Thursday, September 11, 2025

Hiding in the Shadow Docket

 



The increasingly pitiful Supreme Court of our nation has, since the installation of the current regime, been busy accepting an extraordinary number of "emergency applications" it's made and duly issuing the orders it's requested.  

Because such applications are, supposedly, to be made and accepted only in emergency situations where briefing, oral argument and written opinions as in normal cases would take too long and so fail to timely address the emergency, orders granting or denying the applications need not be explained.  No written opinion or rationale need be provided.  The Justices, like gods, merely decree.  We're not entitled to know why or how they came to do so.

These Jovian orders comprise what is known as the shadow docket.  While there have in the past been very few matters decided in this abrupt, mysterious manner, the current Justices seem to delight in exercising judicial authority in this fashion.

No doubt it's much easier to decide cases when no reasons for a decision need be given.  And, certainly, it can be convenient in other ways as well.  For example, if a case raising similar issues in similar circumstances should come before the Court, but a majority of the Justices don't want to issue the same order issued during the "emergency", they can simply maintain that the rationale which applied but was not disclosed previously didn't apply in the new matter.  Who could contest such a claim?

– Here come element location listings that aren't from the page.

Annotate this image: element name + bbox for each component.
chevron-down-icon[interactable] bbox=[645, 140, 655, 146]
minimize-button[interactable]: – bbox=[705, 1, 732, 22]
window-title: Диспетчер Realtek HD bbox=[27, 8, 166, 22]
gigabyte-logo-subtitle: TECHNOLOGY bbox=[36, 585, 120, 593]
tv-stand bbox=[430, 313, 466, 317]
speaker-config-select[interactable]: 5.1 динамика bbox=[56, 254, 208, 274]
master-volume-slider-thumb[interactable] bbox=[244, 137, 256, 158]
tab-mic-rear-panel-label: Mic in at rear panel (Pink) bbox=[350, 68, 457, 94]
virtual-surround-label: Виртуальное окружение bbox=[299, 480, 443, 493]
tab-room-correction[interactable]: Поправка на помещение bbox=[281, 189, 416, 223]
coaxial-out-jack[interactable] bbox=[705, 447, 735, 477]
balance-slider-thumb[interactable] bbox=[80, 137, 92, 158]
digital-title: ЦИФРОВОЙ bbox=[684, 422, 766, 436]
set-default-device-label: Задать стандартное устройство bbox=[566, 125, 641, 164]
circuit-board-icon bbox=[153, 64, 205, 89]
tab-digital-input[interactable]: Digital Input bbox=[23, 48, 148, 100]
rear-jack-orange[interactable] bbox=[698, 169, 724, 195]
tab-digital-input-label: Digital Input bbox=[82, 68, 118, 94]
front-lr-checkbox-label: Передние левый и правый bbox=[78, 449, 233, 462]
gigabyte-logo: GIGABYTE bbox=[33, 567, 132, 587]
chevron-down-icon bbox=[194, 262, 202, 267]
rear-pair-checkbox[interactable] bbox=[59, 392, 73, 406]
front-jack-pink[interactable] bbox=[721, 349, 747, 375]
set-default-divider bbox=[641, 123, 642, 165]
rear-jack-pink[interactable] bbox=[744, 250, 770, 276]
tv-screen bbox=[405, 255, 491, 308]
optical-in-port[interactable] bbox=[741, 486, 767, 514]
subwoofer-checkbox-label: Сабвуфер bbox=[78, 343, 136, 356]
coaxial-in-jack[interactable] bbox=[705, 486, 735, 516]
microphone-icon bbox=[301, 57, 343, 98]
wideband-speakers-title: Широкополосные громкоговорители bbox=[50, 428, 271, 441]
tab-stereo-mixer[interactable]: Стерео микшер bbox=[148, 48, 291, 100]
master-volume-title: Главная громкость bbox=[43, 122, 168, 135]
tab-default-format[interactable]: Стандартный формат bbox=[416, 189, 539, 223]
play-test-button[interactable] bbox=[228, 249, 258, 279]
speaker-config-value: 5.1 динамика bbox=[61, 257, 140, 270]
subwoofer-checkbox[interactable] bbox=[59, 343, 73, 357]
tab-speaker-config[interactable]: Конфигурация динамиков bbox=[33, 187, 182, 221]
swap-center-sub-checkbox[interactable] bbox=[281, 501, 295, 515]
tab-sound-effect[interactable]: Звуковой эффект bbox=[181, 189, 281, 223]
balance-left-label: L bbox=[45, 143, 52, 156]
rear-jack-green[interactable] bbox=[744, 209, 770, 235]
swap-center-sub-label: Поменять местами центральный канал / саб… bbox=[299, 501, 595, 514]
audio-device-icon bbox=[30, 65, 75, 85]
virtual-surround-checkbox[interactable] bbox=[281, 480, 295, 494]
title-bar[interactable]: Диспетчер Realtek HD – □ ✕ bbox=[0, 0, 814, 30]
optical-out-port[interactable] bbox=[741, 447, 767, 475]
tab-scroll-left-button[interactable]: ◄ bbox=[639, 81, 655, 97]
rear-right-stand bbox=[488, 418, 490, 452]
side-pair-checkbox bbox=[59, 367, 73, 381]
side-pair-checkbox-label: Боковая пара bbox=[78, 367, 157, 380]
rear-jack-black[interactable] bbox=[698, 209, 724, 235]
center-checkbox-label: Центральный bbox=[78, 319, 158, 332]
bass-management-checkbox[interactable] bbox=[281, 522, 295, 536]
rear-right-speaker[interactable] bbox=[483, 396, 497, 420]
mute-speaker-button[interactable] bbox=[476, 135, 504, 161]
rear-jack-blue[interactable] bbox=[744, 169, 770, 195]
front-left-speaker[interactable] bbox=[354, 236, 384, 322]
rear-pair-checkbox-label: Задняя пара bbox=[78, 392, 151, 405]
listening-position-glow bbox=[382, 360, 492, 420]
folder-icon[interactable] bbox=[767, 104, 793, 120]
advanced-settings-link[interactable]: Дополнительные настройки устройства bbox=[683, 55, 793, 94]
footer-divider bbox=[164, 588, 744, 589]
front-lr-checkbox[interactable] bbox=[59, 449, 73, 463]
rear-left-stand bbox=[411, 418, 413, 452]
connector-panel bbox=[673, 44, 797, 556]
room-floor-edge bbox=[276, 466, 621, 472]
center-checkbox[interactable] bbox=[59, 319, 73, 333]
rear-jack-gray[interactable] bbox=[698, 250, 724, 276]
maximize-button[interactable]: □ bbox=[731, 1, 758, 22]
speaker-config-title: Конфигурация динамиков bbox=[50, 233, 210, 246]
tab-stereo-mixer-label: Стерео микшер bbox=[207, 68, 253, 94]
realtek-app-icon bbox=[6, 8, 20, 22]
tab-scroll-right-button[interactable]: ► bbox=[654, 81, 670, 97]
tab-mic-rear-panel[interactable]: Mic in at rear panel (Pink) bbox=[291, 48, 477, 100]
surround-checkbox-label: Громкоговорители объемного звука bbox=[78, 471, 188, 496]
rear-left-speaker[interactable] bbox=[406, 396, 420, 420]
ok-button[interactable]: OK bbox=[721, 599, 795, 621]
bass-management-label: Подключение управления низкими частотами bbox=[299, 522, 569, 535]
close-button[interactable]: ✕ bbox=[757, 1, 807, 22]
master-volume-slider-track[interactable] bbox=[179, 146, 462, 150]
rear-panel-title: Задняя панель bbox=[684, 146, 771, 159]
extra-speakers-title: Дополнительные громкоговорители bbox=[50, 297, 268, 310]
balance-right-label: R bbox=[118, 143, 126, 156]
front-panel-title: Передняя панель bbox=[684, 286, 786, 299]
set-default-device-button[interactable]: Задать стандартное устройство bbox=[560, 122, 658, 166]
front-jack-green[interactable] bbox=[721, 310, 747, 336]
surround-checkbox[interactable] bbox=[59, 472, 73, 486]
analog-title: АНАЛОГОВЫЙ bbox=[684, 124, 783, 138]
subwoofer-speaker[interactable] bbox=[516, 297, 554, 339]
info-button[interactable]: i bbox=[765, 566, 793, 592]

Better yet for mthem how may the Justices be successfully criticized for a decision they made when the reasons for the decision cannot be known? It may have been made for the worst of reasons, or no reason at all, for all we know.

Do the Justices lurking in the shadow docket feel something of a thrill, being able to make unreviewable orders as they please, with no need to account for them?  If so, let's hope they don't find it addictive.

Of course these decisions made in the shadows of the shadow docket do little or worse for litigants, lawyers and judges, trying to ubderstand them. They benefit only the regime and the Justices who cater to it. Lower courts, lawyers and litigants are left in the dark because the Justices cannot be bothered to explain the orders they make.  Merely knowing that an application has been granted or denied provides little guidance.

This deliberate practice of issuing orders for no apparent reason is at the least irresponsible and selfish.  It's also cowardly, I think.  If your going to decide matters of great importance which are unreviewable, you should have the courage to explain and defend those decisions.  It's no wonder the reputation of the Supreme Court is in decline.